8. A device for analyzing the pathological stage of bone disease, characterized in that: include: A model prediction module is used to construct a corresponding binary classification task based on each bone disease development stage, and determine the bone disease prediction model corresponding to each binary classification task based on the bone muscle characteristics to be detected and the preset model combination, so as to predict the bone health of the target patient based on the bone disease prediction model; The preset model combination is an integrated learning model combination obtained by fusing several integrated learning models based on the Stacking model in the preset skeletal muscle image interactive analysis framework; A feature importance analysis module, used to train the gradient boosting machine model in the preset bone muscle image interactive analysis framework using the bone muscle features to be detected to obtain a target machine learning model, and to determine the SHAP value of each of the bone muscle features to be detected using the SHAP method in the preset bone muscle image interactive analysis framework and the target machine learning model, so as to determine the importance of each of the bone muscle features to be detected to bone diseases based on the SHAP value; A feature interaction analysis module is used to determine the SHAP interaction value between each of the bone and muscle features to be detected based on the gradient enhanced decision tree model in the preset bone and muscle image interaction analysis framework, and to construct a comprehensive bone and muscle interaction network based on the SHAP interaction value, so as to determine the interaction intensity between the bone and muscle features to be detected in each stage of bone disease development based on the comprehensive bone and muscle interaction network.

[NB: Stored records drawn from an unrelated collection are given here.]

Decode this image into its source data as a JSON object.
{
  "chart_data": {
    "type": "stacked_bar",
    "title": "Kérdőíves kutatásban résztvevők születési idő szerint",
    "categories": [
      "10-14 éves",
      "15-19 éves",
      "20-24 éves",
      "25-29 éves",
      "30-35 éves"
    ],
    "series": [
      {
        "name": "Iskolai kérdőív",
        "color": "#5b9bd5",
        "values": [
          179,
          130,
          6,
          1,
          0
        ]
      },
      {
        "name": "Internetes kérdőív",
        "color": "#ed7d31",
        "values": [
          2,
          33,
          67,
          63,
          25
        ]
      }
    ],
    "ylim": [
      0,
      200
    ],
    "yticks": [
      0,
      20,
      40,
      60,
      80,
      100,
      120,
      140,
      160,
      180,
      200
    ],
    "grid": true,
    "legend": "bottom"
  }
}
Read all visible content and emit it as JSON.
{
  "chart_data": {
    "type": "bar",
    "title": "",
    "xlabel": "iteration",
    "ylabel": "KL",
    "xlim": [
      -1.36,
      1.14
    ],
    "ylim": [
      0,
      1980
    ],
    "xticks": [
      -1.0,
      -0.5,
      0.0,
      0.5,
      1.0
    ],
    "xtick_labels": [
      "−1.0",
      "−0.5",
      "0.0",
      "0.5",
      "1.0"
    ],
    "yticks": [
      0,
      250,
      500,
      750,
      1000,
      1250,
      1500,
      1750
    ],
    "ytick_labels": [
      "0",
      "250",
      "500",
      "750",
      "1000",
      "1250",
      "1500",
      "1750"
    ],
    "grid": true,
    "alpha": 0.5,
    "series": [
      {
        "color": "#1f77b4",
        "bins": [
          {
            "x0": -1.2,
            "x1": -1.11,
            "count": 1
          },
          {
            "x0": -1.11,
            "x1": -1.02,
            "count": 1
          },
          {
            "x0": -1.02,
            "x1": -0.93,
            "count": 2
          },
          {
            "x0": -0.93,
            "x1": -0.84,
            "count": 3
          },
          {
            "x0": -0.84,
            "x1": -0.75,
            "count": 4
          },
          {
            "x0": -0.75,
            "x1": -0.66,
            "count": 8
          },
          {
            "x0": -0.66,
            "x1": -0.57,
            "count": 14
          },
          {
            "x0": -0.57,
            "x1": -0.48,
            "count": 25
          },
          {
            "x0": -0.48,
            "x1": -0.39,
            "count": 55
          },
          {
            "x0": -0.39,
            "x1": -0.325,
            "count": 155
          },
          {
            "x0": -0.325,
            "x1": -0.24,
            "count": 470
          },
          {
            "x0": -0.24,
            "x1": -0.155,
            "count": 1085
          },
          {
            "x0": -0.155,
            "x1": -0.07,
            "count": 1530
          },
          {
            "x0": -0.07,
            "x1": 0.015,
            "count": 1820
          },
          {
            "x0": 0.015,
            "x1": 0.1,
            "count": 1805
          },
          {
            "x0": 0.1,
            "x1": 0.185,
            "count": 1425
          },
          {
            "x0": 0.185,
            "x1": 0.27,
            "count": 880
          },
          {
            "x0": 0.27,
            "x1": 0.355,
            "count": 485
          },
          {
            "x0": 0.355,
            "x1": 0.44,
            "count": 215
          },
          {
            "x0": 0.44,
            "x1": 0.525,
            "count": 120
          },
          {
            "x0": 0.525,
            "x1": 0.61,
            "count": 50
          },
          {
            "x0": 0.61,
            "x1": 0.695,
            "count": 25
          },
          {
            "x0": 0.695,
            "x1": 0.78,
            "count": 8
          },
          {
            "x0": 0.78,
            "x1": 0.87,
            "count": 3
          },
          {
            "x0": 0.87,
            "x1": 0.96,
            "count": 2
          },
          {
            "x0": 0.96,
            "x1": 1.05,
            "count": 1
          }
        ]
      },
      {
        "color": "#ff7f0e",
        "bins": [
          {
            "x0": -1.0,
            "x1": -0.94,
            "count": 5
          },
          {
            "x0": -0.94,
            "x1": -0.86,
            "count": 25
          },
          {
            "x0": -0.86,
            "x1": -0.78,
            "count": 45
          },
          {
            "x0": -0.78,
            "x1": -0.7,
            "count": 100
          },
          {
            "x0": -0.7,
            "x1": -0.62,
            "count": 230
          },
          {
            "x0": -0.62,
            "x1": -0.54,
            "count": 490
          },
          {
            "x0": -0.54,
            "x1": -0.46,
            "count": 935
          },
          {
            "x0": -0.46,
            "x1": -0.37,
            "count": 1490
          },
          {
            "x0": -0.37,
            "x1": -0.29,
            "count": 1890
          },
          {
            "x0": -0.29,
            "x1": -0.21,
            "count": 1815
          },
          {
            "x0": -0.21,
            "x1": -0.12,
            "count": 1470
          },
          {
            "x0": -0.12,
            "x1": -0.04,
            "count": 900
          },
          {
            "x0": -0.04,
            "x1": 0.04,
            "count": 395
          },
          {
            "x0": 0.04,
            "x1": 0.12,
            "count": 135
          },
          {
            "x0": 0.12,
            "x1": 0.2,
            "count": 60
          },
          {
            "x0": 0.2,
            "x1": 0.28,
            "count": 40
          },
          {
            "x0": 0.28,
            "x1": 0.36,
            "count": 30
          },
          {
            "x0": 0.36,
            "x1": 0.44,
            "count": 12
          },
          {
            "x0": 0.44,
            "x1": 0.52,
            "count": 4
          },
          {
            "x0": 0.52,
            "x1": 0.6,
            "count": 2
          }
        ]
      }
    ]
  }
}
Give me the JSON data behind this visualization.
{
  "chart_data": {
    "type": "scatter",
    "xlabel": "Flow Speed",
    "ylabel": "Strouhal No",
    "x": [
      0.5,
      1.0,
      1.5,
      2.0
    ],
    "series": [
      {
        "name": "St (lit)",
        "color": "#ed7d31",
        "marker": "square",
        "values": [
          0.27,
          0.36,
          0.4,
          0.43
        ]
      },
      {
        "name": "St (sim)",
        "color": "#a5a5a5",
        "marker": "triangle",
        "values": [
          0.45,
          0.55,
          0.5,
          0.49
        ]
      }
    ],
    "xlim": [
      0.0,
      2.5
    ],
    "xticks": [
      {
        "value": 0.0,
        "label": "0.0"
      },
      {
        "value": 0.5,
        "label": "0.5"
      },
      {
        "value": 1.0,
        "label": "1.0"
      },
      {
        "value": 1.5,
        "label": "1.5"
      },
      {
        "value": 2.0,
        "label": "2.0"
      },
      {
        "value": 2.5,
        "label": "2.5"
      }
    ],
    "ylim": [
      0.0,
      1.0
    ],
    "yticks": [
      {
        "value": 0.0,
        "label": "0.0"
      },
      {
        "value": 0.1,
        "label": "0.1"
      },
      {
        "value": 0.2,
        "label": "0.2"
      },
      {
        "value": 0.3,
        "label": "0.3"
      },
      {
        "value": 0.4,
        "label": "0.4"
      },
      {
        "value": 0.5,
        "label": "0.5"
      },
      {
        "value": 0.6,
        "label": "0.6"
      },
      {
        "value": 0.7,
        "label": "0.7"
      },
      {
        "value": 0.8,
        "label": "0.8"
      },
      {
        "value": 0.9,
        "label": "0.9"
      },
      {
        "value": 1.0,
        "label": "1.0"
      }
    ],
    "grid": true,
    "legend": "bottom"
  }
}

9. An electronic device, characterized in that: include: Memory, used to store computer programs; A processor, configured to execute the computer program to implement the method for analyzing the pathological stage of a bone disease as described in any one of claims 1 to 7.
10. A computer-readable storage medium, characterized in that: Used to store a computer program, which, when executed by a processor, implements the pathological stage analysis method of a bone disease as described in any one of claims 1 to 7.